Aside from this personal history, I think the language of giving back accepts a patronage structure and there’s too much of patronage-related hierarchy in Pakistan.  There’s a lot of talk about charity and not enough about getting rid of extant hierarchies. I am, however, happy to collaborate with people in a mutually respectful way over shared visions and ideas.

Finally, we are an internationalist organisation and I for one don’t believe in nationalist blackmail, which I believe underpins the accusation. Having said that, I, and we, would love to work with people in Pakistan, especially young working and lower middle-class students with passionate ideas and interests.

TK: Have Pakistani scholars been receptive to scholarly collaborations?

SA: Not always. The crash-and-burn at Habib is a case in point. People say they want Pakistanis abroad to work with them but frequently, when we try, they stall and stymie and then accuse us of not engaging. Many of my friends and colleagues have brought scholars and artists and contacts from abroad and what happens is that people run after the white people and the Westerners and cut us out. It’s a little pitiful and becomes hugely embarrassing because people see it’s the kind of colonial attitude some of us are fighting here in the States. Quite frankly, it’s become a bit of a joke.

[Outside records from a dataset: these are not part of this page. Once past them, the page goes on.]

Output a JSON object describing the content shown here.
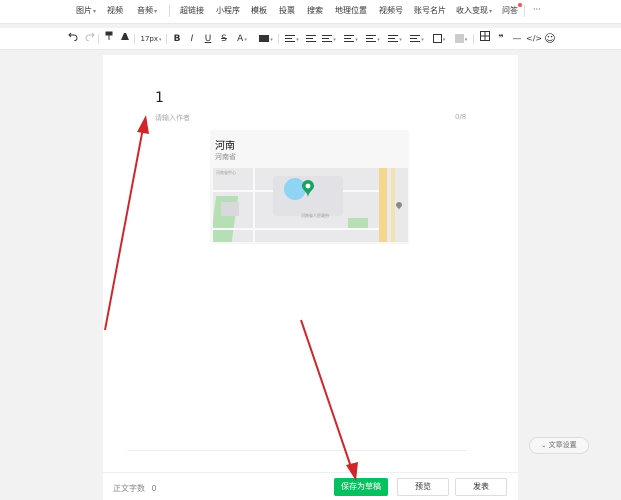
{
  "menu": {
    "items": [
      {
        "label": "图片",
        "dropdown": true
      },
      {
        "label": "视频",
        "dropdown": false
      },
      {
        "label": "音频",
        "dropdown": true
      },
      {
        "label": "超链接",
        "dropdown": false
      },
      {
        "label": "小程序",
        "dropdown": false
      },
      {
        "label": "模板",
        "dropdown": false
      },
      {
        "label": "投票",
        "dropdown": false
      },
      {
        "label": "搜索",
        "dropdown": false
      },
      {
        "label": "地理位置",
        "dropdown": false
      },
      {
        "label": "视频号",
        "dropdown": false
      },
      {
        "label": "账号名片",
        "dropdown": false
      },
      {
        "label": "收入变现",
        "dropdown": true
      },
      {
        "label": "问答",
        "dropdown": false
      },
      {
        "label": "···",
        "dropdown": false
      }
    ]
  },
  "toolbar": {
    "undo_icon": "undo-icon",
    "redo_icon": "redo-icon",
    "format_painter_icon": "format-painter-icon",
    "clear_format_icon": "clear-format-icon",
    "font_size": "17px",
    "bold": "B",
    "italic": "I",
    "underline": "U",
    "strike": "S",
    "font_color": "A",
    "quote": "❞",
    "dash": "—",
    "code": "</>",
    "emoji": "☺"
  },
  "editor": {
    "title": "1",
    "author_placeholder": "请输入作者",
    "author_count": "0/8"
  },
  "location_card": {
    "name": "河南",
    "subtitle": "河南省",
    "map_labels": [
      "河南省中心",
      "河南省人民政府"
    ]
  },
  "bottom": {
    "word_count_label": "正文字数",
    "word_count": "0",
    "save_draft": "保存为草稿",
    "preview": "预览",
    "publish": "发表"
  },
  "side": {
    "article_settings": "文章设置"
  },
  "colors": {
    "primary": "#07c160",
    "annotation_arrow": "#d0262b",
    "notice_dot": "#fa5151"
  }
}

TK: Moving forward, how do you plan to expand the scope of Ideas and Futures?

SA: We have a bunch of ideas and are thinking about a series of initiatives. An immediate project we are considering is on translation, which would also lead to multilingual work being available on our website. This is a project that Samah Selim, the ace translator of Arabic literature and member of the Turjoman collective in Egypt, would be leading with the scholar of Black studies and Arabic literature, and Critical Theory, who is one of our founding directors, RA Judy. We have also just added the terrifically versatile Bilal Hashmi, Editor of Quattro Press and President of the Canadian Translators Association to our board. Bilal translates from Urdu, Hindi, Persian among other languages, so we are hoping he will be part of whatever transpires. We are still in exploratory stages on that one but are optimistic.